Why does my garbage disposal smell bad?

Odors almost always come from food residue on the underside of the rubber splash guard, on the impellers, or in the drain trap below the unit. Clean the disposal with ice and salt, then baking soda and vinegar, then grind a few citrus peels. If the odor persists, the drain trap itself may need clearing. See our full guide to keeping your kitchen smelling fresh for more solutions.

What happens if you put too much food down the disposal at once?

Overloading is one of the most common causes of jams. Feed food in gradually in small batches rather than all at once, and keep cold water running throughout. If the disposal stops mid-grind, turn it off, wait ten seconds, and press the reset button on the bottom of the unit before trying again.

Can you use chemical drain cleaners in a garbage disposal?
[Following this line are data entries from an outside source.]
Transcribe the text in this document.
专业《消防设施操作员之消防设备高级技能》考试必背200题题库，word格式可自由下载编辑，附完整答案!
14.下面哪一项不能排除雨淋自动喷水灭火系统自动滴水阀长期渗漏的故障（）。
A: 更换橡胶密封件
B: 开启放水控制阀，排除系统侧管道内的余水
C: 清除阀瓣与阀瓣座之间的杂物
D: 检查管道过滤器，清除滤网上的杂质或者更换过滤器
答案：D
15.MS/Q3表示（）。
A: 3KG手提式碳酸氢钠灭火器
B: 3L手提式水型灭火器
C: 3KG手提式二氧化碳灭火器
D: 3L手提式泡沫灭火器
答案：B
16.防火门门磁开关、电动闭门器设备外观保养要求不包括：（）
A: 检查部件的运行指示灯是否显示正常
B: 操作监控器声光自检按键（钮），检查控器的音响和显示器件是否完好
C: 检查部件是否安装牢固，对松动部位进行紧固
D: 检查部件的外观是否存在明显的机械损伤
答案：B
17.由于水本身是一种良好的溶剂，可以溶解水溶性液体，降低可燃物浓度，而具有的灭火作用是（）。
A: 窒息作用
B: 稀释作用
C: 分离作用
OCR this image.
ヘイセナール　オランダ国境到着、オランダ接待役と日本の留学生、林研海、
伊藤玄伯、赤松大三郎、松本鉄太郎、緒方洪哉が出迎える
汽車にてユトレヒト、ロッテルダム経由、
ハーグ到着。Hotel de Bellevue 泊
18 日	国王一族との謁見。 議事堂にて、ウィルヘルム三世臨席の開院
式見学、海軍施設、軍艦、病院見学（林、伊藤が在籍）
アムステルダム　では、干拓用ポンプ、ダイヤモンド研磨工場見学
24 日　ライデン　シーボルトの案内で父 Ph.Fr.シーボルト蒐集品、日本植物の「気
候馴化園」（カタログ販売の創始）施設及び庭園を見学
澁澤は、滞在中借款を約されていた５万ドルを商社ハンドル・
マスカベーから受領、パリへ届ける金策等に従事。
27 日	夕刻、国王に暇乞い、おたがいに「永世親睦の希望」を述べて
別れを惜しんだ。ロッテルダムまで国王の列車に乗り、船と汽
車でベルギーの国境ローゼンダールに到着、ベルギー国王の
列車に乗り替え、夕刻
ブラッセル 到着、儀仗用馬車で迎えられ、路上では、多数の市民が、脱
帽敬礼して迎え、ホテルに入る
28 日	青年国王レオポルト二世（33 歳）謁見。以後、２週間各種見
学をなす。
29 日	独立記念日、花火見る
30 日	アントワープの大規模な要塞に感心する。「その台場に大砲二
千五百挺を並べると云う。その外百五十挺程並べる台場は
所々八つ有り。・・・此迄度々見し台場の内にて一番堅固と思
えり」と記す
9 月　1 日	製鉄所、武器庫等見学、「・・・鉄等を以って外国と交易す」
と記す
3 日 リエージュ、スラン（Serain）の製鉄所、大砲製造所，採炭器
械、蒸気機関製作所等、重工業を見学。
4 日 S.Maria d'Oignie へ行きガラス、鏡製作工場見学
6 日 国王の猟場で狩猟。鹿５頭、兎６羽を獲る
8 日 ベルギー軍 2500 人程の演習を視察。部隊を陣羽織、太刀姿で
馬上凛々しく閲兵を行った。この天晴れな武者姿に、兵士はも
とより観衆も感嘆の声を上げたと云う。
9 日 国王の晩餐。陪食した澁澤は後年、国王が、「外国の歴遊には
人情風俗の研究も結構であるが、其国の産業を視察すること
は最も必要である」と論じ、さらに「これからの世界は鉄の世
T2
Most plumbers advise against it. Harsh chemical drain cleaners can corrode the internal components and damage the rubber seals over time. Use the ice, baking soda, and vinegar method for regular cleaning. For serious blockages, call a plumber rather than reaching for chemicals.

Does running hot water help flush the disposal?

No. Cold water is correct for garbage disposals. Hot water re-liquefies any fats or oils that make it into the drain line, causing them to coat the pipe walls and re-solidify further downstream where they are harder to reach. Always use cold water before, during, and after running the disposal.

How long should a garbage disposal last?

With proper use and regular cleaning, most residential garbage disposals last 10 to 15 years. The most common reasons for premature failure are jamming from hard items, corrosion from harsh chemicals, and motor burnout from fibrous vegetable fibers wrapping the impeller shaft.